At the same time, Colorado mining had its bright spots. San Juan and the Gunnison countries both came into their own, and a bright new silver district—Aspen—took the “silver queen” crown away from Leadville. Custer County’s Silver Cliff, Westcliffe, and Querida enjoyed fleeting moments of fame early in the decade, when nearby silver mines kept production in the range of $500,000 to $600,000 per year; however, they collapsed by the mid- 1880s.

 

Those two old favorites, Gilpin and Clear Creek Counties, continued to produce gold worth $1 million to $2 million annually, but were hardly the newsworthy stars they had once been. It was a mixture of the old and the new, with individual diggings steadily being replaced by company-controlled industrial mining.
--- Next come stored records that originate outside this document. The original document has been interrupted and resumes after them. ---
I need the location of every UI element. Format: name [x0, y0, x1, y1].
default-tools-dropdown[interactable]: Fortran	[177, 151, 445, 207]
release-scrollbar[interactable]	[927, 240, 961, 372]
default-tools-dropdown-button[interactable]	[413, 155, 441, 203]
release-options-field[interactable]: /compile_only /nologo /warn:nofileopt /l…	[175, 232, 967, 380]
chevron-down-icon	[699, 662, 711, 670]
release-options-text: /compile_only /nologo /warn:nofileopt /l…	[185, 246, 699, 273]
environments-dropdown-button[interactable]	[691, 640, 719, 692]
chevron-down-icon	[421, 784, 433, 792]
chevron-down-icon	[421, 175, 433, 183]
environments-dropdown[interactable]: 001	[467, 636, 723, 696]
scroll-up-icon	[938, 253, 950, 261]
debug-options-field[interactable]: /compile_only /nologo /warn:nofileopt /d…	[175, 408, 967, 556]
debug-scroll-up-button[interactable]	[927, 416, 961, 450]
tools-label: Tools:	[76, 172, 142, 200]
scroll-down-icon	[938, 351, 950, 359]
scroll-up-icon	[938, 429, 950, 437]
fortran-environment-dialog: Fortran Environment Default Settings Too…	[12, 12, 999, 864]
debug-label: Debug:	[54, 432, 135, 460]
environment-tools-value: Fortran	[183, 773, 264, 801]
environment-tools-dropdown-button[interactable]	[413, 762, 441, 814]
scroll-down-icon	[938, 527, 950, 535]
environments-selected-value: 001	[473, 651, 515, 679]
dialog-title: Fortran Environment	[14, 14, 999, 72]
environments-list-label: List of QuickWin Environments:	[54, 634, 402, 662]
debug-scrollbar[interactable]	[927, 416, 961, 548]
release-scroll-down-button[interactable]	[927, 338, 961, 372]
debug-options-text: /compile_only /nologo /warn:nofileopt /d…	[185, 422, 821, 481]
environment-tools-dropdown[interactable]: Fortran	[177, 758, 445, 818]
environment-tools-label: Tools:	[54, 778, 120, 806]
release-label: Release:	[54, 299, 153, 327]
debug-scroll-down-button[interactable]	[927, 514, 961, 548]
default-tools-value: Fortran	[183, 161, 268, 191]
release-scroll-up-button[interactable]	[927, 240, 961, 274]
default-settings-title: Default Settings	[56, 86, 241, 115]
One could see that trend everywhere. People might yearn to return to an earlier, seemingly simpler era, but those days were gone forever. One of the factors driving this change was the railroad, a blessing that could sometimes be a frustration as well. The century’s last two decades saw Colorado railway trackage reach its all-time high.

 

The Denver & Rio Grande (D&RG) reached the town it had created, Durango, in 1881, and a year later it extended to Silverton in the heart of the San Juans. Silverton soon became a railroad center with three smaller lines going deeper into the mountains to tap the Red Mountain, Animas Forks, and Gladstone mines.